The hall is the sixth structure the group has cleaned up since arriving Saturday.
"We’re hampered by the rain, of course, but we have rain gear and we’ll keep going as we can," Milner said.
Leaders with the post are grateful for the help.
"We’re going to make due," David Schmidt, commander of Story Hardin American Legion Post 164, said. "We’re actually expecting more water to come, so we don’t know if this will be the first round, the second round or third round."
That level of uncertainty is felt across Holt County.
"What's next for us is try to do what we can afford to do right now as far as getting roads open," Holt County presiding commissioner Tom Bullock said.
On Tuesday, Bullock met with the Missouri Department of Transportation and other levee officials to discuss the future of a crumbled bridge on Highway 159 just south of Fortescue, Missouri.
"This is the heart line between Nebraska and Missouri," Bullock said.
The plan is to demolish it and rebuild another in its place over the summer with a slight modification.

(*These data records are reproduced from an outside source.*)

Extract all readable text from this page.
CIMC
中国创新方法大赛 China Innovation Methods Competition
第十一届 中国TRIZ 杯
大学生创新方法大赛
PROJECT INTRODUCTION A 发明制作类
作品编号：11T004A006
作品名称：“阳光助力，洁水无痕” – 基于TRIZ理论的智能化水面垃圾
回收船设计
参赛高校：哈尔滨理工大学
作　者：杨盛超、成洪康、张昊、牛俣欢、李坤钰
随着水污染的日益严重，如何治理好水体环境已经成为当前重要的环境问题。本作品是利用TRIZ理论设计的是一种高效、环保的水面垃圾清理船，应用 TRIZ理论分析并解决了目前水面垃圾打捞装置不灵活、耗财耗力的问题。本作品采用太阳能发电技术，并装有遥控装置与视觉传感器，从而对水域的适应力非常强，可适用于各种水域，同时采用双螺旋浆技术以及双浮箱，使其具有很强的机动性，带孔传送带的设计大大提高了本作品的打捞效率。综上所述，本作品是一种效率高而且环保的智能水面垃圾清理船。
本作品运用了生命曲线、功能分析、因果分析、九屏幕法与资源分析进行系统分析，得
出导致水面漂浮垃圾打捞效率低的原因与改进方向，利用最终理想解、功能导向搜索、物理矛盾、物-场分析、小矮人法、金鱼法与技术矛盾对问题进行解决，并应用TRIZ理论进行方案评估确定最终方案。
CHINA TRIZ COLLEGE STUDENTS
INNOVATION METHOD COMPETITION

"They’re going to allow us to bring our levees in at the full height of what the levee is," Bullock said.
With more precipitation on the way, the situation is dire for farmers.
"There’s no protection," Bullock said. "If they were to plant something and the river were to come up again and flood it immediately, that’s a lot of money wasted and they can’t afford that. They’ve been through enough already."